My victim profile changed dramatically and I didn’t even notice. Whilst I’m still at risk of getting raped and shall remain so till the day I die (and possibly even a little while after that, this being a world with some very warped people in it) with every passing year I’m less of an appealing target to the majority of the perpetrators. As a source of money, though, I’m looking more and more hopeful. My most likely risks have changed and will continue changing, so my outlook needs to follow suit.
My physical abilities and limitations have also changed and will continue to do so, presenting me with a whole host of new risks.

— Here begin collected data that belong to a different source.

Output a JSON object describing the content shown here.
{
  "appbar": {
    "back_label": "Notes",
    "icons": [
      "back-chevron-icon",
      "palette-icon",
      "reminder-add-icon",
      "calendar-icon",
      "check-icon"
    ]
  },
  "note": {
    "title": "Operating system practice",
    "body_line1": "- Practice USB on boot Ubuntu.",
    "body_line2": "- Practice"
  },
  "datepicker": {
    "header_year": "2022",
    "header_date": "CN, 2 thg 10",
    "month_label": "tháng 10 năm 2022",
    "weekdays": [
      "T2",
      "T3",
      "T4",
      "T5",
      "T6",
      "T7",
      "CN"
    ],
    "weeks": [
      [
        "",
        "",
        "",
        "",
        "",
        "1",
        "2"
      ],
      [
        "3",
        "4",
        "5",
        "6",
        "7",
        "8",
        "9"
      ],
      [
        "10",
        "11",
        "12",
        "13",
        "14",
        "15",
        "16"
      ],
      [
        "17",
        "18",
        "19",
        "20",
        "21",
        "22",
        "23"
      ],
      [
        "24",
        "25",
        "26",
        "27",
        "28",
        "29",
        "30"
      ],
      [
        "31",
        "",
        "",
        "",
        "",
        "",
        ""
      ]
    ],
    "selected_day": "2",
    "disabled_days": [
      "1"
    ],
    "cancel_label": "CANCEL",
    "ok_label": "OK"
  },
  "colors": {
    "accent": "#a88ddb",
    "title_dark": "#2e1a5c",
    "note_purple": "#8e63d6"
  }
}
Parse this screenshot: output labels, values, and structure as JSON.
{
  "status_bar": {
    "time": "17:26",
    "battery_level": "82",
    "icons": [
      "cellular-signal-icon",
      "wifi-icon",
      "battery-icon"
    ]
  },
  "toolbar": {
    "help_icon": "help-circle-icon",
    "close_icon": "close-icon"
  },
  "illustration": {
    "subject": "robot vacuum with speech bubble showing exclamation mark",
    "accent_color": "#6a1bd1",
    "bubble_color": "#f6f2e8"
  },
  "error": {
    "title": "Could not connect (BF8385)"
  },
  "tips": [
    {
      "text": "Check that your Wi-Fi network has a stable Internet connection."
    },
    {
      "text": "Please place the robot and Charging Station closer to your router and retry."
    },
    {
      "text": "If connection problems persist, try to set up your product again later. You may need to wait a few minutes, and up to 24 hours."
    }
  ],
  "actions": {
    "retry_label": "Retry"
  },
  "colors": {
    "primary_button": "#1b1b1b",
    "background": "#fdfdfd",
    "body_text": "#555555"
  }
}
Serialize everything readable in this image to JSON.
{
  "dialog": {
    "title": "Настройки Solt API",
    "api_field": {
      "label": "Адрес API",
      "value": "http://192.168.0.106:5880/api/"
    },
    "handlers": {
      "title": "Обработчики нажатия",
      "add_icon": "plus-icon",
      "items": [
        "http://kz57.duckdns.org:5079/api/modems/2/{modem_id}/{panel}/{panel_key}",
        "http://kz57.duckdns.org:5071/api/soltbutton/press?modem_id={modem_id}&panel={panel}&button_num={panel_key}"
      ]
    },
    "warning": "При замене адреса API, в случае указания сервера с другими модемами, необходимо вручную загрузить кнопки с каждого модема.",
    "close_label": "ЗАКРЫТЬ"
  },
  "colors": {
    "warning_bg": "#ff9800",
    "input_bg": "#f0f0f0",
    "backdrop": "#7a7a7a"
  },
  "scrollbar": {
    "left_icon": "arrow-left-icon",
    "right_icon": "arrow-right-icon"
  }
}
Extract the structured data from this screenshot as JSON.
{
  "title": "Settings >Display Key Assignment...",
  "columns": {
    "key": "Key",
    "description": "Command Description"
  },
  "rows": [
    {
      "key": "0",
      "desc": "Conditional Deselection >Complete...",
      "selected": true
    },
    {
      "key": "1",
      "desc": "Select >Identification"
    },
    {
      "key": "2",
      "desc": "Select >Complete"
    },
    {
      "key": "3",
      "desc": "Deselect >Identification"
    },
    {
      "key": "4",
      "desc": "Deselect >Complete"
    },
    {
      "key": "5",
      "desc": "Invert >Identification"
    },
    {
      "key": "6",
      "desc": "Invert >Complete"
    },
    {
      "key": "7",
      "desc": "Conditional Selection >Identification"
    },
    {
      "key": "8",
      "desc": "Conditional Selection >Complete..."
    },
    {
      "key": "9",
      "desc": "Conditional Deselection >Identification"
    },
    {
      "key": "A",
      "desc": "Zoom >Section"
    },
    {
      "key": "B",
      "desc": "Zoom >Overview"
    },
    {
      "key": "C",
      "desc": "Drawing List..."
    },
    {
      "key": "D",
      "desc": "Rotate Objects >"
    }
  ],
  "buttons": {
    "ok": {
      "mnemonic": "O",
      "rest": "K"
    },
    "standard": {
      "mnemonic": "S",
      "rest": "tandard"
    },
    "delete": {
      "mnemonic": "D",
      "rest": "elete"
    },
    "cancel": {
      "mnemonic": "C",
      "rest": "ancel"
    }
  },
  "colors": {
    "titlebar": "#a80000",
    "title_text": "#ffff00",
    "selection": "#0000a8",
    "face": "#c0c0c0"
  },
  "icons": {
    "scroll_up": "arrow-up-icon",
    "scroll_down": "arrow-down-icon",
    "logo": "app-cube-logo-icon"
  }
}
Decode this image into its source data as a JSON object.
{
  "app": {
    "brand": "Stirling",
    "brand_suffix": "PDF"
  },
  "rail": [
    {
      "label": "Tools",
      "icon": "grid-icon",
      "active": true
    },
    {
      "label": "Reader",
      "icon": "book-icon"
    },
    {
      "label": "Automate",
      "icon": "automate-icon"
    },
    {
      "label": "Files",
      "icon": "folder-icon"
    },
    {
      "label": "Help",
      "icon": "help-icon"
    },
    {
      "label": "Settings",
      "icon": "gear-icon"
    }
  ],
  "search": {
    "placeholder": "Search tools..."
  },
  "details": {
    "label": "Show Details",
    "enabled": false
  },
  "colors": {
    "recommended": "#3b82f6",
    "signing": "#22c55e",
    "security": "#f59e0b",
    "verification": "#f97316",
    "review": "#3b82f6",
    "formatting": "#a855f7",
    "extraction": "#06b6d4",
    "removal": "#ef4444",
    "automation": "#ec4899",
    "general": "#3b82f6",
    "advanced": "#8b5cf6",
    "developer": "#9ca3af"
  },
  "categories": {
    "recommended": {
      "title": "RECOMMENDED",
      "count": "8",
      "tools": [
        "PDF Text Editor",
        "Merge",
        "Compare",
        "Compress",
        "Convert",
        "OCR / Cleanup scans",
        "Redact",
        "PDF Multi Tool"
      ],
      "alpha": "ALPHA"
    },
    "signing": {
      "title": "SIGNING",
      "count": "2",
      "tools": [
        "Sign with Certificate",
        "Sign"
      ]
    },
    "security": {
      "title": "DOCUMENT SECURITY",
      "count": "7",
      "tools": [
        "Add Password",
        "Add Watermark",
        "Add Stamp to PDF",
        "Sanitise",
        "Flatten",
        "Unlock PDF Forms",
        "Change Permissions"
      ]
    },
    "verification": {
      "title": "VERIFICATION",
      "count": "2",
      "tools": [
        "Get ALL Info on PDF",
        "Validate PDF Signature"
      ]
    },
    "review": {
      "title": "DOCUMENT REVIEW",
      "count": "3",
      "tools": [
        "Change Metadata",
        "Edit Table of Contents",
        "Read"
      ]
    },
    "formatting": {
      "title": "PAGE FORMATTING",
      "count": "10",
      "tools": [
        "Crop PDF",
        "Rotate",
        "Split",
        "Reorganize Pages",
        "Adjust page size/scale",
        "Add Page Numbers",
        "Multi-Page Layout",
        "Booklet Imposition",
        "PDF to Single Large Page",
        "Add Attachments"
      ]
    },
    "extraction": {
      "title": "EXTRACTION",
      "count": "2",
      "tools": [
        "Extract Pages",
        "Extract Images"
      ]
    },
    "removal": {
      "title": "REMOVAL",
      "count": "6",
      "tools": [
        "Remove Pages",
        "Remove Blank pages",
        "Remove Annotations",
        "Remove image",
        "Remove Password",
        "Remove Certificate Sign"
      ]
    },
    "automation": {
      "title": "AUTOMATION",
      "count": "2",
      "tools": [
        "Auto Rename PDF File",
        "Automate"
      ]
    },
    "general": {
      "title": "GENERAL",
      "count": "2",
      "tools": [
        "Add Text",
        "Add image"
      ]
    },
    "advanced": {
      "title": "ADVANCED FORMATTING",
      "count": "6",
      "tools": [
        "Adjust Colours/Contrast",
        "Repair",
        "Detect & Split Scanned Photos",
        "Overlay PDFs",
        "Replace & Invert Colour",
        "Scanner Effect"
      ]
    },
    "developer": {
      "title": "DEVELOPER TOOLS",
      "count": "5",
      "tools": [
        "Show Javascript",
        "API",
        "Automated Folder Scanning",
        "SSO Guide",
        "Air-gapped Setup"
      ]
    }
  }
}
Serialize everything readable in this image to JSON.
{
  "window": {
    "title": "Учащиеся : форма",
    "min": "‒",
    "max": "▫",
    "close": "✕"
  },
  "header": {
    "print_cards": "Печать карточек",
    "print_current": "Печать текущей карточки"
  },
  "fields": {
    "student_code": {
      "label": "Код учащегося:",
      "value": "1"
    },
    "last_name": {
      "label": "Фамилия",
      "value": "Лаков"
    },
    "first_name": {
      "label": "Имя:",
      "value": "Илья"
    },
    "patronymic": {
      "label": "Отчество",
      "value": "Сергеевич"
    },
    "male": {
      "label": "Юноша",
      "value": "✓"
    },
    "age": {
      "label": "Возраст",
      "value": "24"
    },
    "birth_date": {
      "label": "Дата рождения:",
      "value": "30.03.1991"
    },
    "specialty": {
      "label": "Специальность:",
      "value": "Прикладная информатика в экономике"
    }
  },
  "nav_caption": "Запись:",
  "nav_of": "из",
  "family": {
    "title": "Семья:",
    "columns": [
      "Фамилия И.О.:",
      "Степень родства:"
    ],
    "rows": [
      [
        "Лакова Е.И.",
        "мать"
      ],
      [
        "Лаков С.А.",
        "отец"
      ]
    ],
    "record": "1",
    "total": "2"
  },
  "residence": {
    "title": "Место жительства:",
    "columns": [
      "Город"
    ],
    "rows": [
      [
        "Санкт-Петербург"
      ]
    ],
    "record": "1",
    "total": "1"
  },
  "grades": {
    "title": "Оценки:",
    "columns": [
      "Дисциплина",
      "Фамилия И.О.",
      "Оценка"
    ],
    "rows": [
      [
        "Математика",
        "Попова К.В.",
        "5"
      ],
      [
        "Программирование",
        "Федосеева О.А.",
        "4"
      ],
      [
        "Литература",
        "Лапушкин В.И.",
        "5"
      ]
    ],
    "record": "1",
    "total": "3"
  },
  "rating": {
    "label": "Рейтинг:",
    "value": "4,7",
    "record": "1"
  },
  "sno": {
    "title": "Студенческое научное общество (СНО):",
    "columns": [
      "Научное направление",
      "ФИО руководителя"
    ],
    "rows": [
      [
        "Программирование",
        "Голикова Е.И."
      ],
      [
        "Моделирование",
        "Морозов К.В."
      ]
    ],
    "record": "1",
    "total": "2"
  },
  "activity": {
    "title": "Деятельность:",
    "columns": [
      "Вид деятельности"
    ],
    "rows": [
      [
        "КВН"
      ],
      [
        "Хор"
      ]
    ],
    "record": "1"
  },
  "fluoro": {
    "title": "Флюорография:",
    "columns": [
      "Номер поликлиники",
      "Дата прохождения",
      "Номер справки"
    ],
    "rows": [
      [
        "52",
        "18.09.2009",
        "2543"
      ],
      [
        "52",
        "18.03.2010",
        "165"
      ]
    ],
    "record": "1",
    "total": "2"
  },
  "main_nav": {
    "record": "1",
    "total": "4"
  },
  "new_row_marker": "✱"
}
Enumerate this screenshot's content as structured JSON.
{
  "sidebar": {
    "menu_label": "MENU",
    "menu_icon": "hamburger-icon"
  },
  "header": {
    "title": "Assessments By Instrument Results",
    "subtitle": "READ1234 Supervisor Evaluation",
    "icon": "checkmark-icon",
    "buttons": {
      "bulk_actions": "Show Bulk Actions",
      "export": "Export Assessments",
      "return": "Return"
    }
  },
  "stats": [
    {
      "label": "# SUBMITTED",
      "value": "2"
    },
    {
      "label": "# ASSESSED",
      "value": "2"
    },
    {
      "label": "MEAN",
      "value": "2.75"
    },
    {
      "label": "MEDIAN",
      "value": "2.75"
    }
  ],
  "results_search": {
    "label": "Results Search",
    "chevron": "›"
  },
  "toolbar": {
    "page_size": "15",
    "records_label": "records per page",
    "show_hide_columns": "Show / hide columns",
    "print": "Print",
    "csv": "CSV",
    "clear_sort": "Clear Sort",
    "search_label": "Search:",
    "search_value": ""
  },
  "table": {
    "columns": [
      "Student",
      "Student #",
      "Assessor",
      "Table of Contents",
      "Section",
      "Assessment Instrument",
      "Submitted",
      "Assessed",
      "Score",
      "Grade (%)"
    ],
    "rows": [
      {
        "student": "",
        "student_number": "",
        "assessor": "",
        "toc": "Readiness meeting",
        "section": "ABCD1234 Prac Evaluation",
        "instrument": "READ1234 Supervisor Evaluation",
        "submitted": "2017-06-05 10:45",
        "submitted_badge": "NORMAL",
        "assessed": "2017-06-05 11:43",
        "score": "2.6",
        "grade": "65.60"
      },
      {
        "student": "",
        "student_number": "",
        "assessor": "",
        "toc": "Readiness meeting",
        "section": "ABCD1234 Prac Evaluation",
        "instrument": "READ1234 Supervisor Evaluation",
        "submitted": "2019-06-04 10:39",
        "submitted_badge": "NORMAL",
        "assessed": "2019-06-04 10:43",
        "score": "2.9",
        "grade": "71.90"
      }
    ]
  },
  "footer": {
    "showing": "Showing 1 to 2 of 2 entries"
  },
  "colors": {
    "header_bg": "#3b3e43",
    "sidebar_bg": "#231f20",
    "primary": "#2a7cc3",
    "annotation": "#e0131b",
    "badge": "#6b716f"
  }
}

For instance, I hurt more easily and heal more slowly than I did twenty years ago. The damage I’ve accumulated en route means that certain self-defence moves are now more likely to hurt me than my attacker. I recently had to explain to a Krav Maga instructor that his favourite finisher, the “knee bomb”, would most likely result in me falling to the floor, clutching my dislocated knee and screaming… and he still didn’t believe me until it happened. My job is bound to result in me developing arthritis in my hands, making gripping increasingly difficult. Osteoporosis runs in my family, so if my stupidity doesn’t kill me first I’ll have to get used to the idea that any sort of impact may cause me to break bones – my mum broke four ribs just from getting jolted on a bus. I’m getting old. It beats dying young, but it changes, well, most everything that involves my body.
Why is it, then, that so many people are still trying to sell me the same self-defence? So many snakeoil salesmen are still trying to convince me (and everyone else) that their one-size-fits-all tactical-urban-combat programme will be as useful to me today as it would have been to the person I was twenty years ago, to the person I will be twenty years for now, or to the guy a foot taller and two feet wider than me who just happened to walk through the same door at the same time as me. How does it make sense to anyone that people whose risks, needs and abilities are entirely different could be best served by a generic programme? Unless you’re selling a brand new laser gun or Jedi mind trick, I don’t buy it.